I was always fascinated with Ms. Kincaid, she was a short heavy set woman, likely 35 years old at the time and single. There was a story that on Halloween she would fly from the roof of the local IGA in our small town of Poultney, Vermont. When I think back on her now I realize she was likely just a single woman with cats that just wanted to live her life but people made up rumors that she was a witch because that’s what people in small towns do when people live lives unlike their own.

“I don’t know, they just did.” I replied. The story of what happened the night before was significantly less glamorous than being cooked alive in a barbeque pit. My Dad, who was dying of brain cancer, had a horrible seizure which left him with a horrible migraine. A short while later I was playing too loudly with my Legos, throwing him to a fit of rage in which he threw the bucket containing the Legos down the hall narrowly missing my head.

I started to cry, quietly. My brother Ritch, 17 years old at the time, picked me up and took me into his room to listen to music. He was always my protector in times like these. My Mom was so stressed out being the only one working, taking care of us and my father who was getting worse by the week that she had little patience left.

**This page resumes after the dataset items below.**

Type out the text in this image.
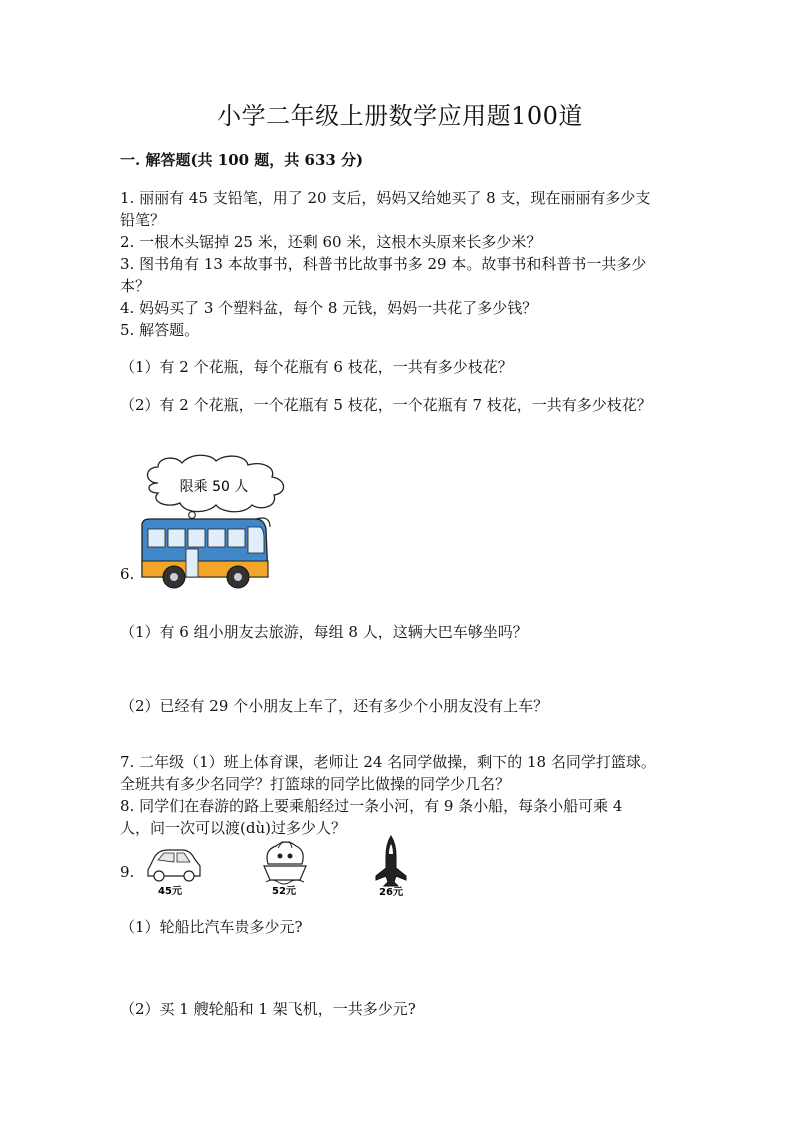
小学二年级上册数学应用题100道
一. 解答题(共 100 题，共 633 分)
1. 丽丽有 45 支铅笔，用了 20 支后，妈妈又给她买了 8 支，现在丽丽有多少支
铅笔？
2. 一根木头锯掉 25 米，还剩 60 米，这根木头原来长多少米？
3. 图书角有 13 本故事书，科普书比故事书多 29 本。故事书和科普书一共多少
本？
4. 妈妈买了 3 个塑料盆，每个 8 元钱，妈妈一共花了多少钱？
5. 解答题。
（1）有 2 个花瓶，每个花瓶有 6 枝花，一共有多少枝花？
（2）有 2 个花瓶，一个花瓶有 5 枝花，一个花瓶有 7 枝花，一共有多少枝花？
6.
限乘 50 人
（1）有 6 组小朋友去旅游，每组 8 人，这辆大巴车够坐吗？
（2）已经有 29 个小朋友上车了，还有多少个小朋友没有上车？
7. 二年级（1）班上体育课，老师让 24 名同学做操，剩下的 18 名同学打篮球。
全班共有多少名同学？打篮球的同学比做操的同学少几名？
8. 同学们在春游的路上要乘船经过一条小河，有 9 条小船，每条小船可乘 4
人，问一次可以渡(dù)过多少人？
9.
45元	52元	26元
（1）轮船比汽车贵多少元?
（2）买 1 艘轮船和 1 架飞机，一共多少元?
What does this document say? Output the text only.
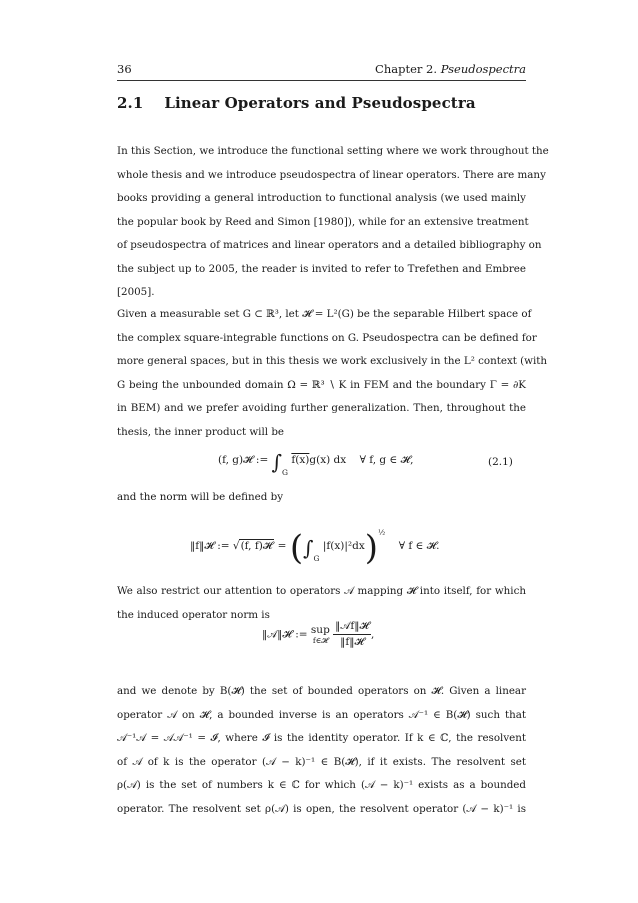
36	Chapter 2. Pseudospectra
2.1 Linear Operators and Pseudospectra
In this Section, we introduce the functional setting where we work throughout the
whole thesis and we introduce pseudospectra of linear operators. There are many
books providing a general introduction to functional analysis (we used mainly
the popular book by Reed and Simon [1980]), while for an extensive treatment
of pseudospectra of matrices and linear operators and a detailed bibliography on
the subject up to 2005, the reader is invited to refer to Trefethen and Embree
[2005].
Given a measurable set G ⊂ ℝ³, let 𝓗 = L²(G) be the separable Hilbert space of
the complex square-integrable functions on G. Pseudospectra can be defined for
more general spaces, but in this thesis we work exclusively in the L² context (with
G being the unbounded domain Ω = ℝ³ ∖ K in FEM and the boundary Γ = ∂K
in BEM) and we prefer avoiding further generalization. Then, throughout the
thesis, the inner product will be
(f, g)𝓗 := $\int_G$ f(x)g(x) dx ∀ f, g ∈ 𝓗,	(2.1)
and the norm will be defined by
‖f‖𝓗 := √(f, f)𝓗 = ($\int_G$ |f(x)|²dx)$^{\frac{1}{2}}$    ∀ f ∈ 𝓗.
We also restrict our attention to operators 𝒜 mapping 𝓗 into itself, for which
the induced operator norm is
‖𝒜‖𝓗 := sup
f∈𝓗
$\frac{\text{‖𝒜f‖𝓗}}{\text{‖f‖𝓗}}$ ,
and we denote by B(𝓗) the set of bounded operators on 𝓗. Given a linear
operator 𝒜 on 𝓗, a bounded inverse is an operators 𝒜⁻¹ ∈ B(𝓗) such that
𝒜⁻¹𝒜 = 𝒜𝒜⁻¹ = 𝓘, where 𝓘 is the identity operator. If k ∈ ℂ, the resolvent
of 𝒜 of k is the operator (𝒜 − k)⁻¹ ∈ B(𝓗), if it exists. The resolvent set
ρ(𝒜) is the set of numbers k ∈ ℂ for which (𝒜 − k)⁻¹ exists as a bounded
operator. The resolvent set ρ(𝒜) is open, the resolvent operator (𝒜 − k)⁻¹ is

So that left me with Ritch and his friends. I was the coolest kid in kindergarten and quite possibly the only one who knew every word to “Just a Gigolo” by David Lee Roth.

“They just threw me off the roof, down into the barbeque pit and cooked me. They were going to feed me to the cows for dinner!” Yeah, that was the easier story to tell.

During this time in my life I told lots of stories. There was the time I was spending the night with my grandparents who lived up the road from us. I called my parents on the telephone to report that my grandfather had spanked me.

Let me be clear, my grandfather wouldn’t have spanked me in a million years. My grandmother? Absolutely, but not my grandfather.

“What did you do to make Grandpa spank you?” My Mom asked me through the receiver of the rotary phone. She knew I must have done something next to terrible if he spanked me.

“I don’t know what I did, he just spanked me.” I said into the phone. Apparently the questioning continued and even my Dad tried to coax the information out of me. At some point, as the story of my own story goes, I put the phone down and walked away. My parents were concerned at this point since I had been so convincing. They drove down the road to my grandparents house.

“What are you doing here?” My Grandpa asked them when they walked in the front door.

“Dad, Tonyne said you spanked her. What did she do?” My Dad asked.

“What? I did no such thing!” Wiping his brow with the bandana that was always in his pocket, my grandfather looked at me quizzically followed by my parents.

“I was just kidding.” I smiled before running into the front room to continue playing with my toys.

To this day, I don’t know why I told stories. Maybe I’ve always had a story to tell, or perhaps it was a harsh reality for a 5 year old to face so I made things up to cope, whatever the reason, I’m glad that I was told the story of how I used to tell stories, so that I can write this story now; the story of me.

There it is, just a little something I've been working on. I'd love to know what you think.


  1. are an excellent writer of stories....glad to see you back at it!